If you want a Fiat 500e, you only have a shot in California or Oregon and you have to pay the price for such exclusivity. NADA listed the average MSRP of this ride at $32,600 for a 2013 model. Two years later, the average trade-in value slumped to $13,725, just 42.1% of the purchase price. Knock off the $10,000 available in California state incentives and the new price ($22,600) is much more palatable. With these incentives factored in, the 500e held onto 60% of its value.

Scott Olson/Getty Images

Scott Olson/Getty Images

4. Smart Fortwo ED

Why do so many people hate the Smart electric car? Well, it gets unanimously bad reviews and looks like it does, so you don’t have search too far for answers. According to the available data, it doesn’t do a great job at holding onto value, either. The average purchase price ($25,750) and the trade-in value after two years ($9,825) had the Smart ED retaining just 38% of its value. With California incentives, the MSRP drops to $15,750 and the retained value jumps to 62%.

2015 Nissan LEAF

Source: Nissan

3. Nissan Leaf

The Nissan Leaf is the world record holder in EV sales (U.S. and foreign) and has its smart price point ($29,010) to thank for some of that success. (Ford and Chevy had their plug-ins priced much higher two years ago). So how did the big fish of the segment end up in third for worst retained value? According to NADA data, the Leaf’s average MSRP ($32,670) was too much for its two-year resale value ($11,916) to bear, representing 36.5% of its original price. The California numbers look considerably better (if still not good). Costing $22,670 at time of purchase, the two-year resale value was 53%.

2015 chevy volt

Source: General Motors

2. Chevrolet Volt

Folks in the market for a 2013 Chevy Volt could not help but feel the burn of the $39,995 average MSRP. Just two years later, that delivered a trade-in value of just $14,333, or 36% of the purchase price. Even after subtracting $9,000 in California’s plug-in hybrid incentives, the 2013 Volt still lost over half its value in just two years. Looking ahead, things will get better for this nameplate as the 2016 model prepares its debut.
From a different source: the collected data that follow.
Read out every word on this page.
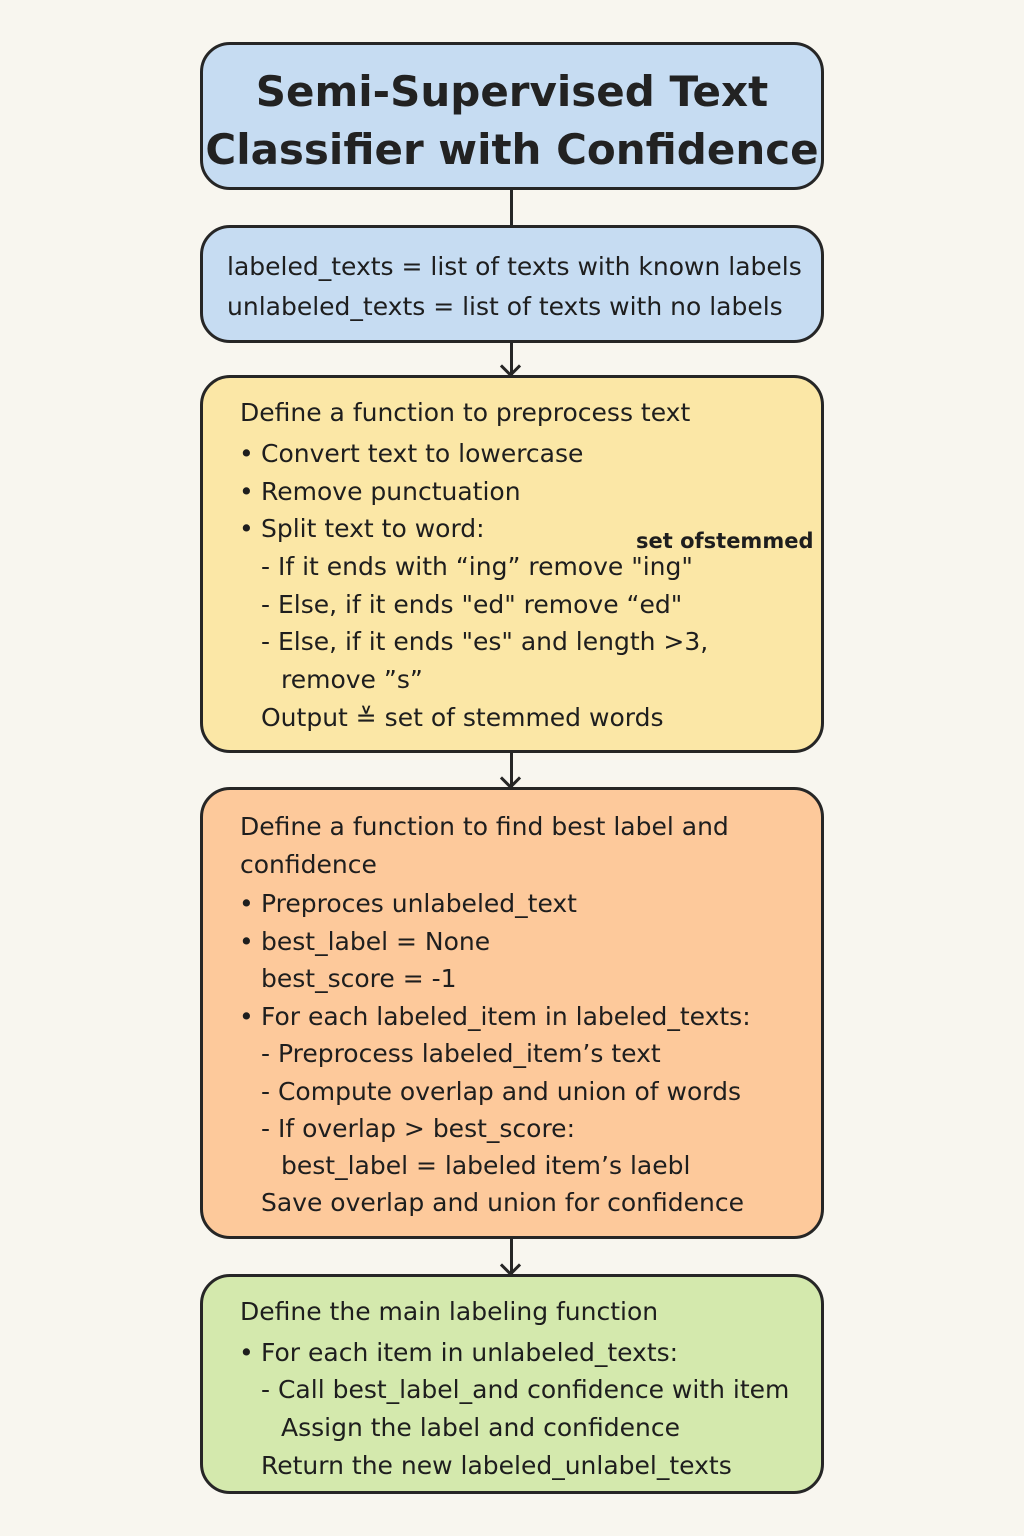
Semi-Supervised Text
Classifier with Confidence
labeled_texts = list of texts with known labels
unlabeled_texts = list of texts with no labels
Define a function to preprocess text
• Convert text to lowercase
• Remove punctuation
• Split text to word:	set ofstemmed
- If it ends with “ing” remove "ing"
- Else, if it ends "ed" remove “ed"
- Else, if it ends "es" and length >3,
remove ”s”
Output ≚ set of stemmed words
Define a function to find best label and
confidence
• Preproces unlabeled_text
• best_label = None
best_score = -1
• For each labeled_item in labeled_texts:
- Preprocess labeled_item’s text
- Compute overlap and union of words
- If overlap > best_score:
best_label = labeled item’s laebl
Save overlap and union for confidence
Define the main labeling function
• For each item in unlabeled_texts:
- Call best_label_and confidence with item
Assign the label and confidence
Return the new labeled_unlabel_texts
With improved electric range (50 miles) and lower MSRP than the outgoing 2015 model, Volt drivers are going to get their share of value in the redesigned model.

STAN HONDA/AFP/Getty Images

STAN HONDA/AFP/Getty Images

1. Ford Focus Electric

It’s difficult to say what doomed sales of the Ford Focus Electric, but the high sticker price was certainly part of the equation. The 2013 model’s average MSRP ($39,995) was high by any standard, let alone for a car that cannot travel 90 miles without charging. Two years later, the Focus Electric was only worth 35% of its original cost at dealerships ($13,967). Ford took drastic measures and slashed the price below $30,000 in 2014, so today’s buyers could get one for around $20,000 after California incentives. That much more like it, though it still isn’t selling.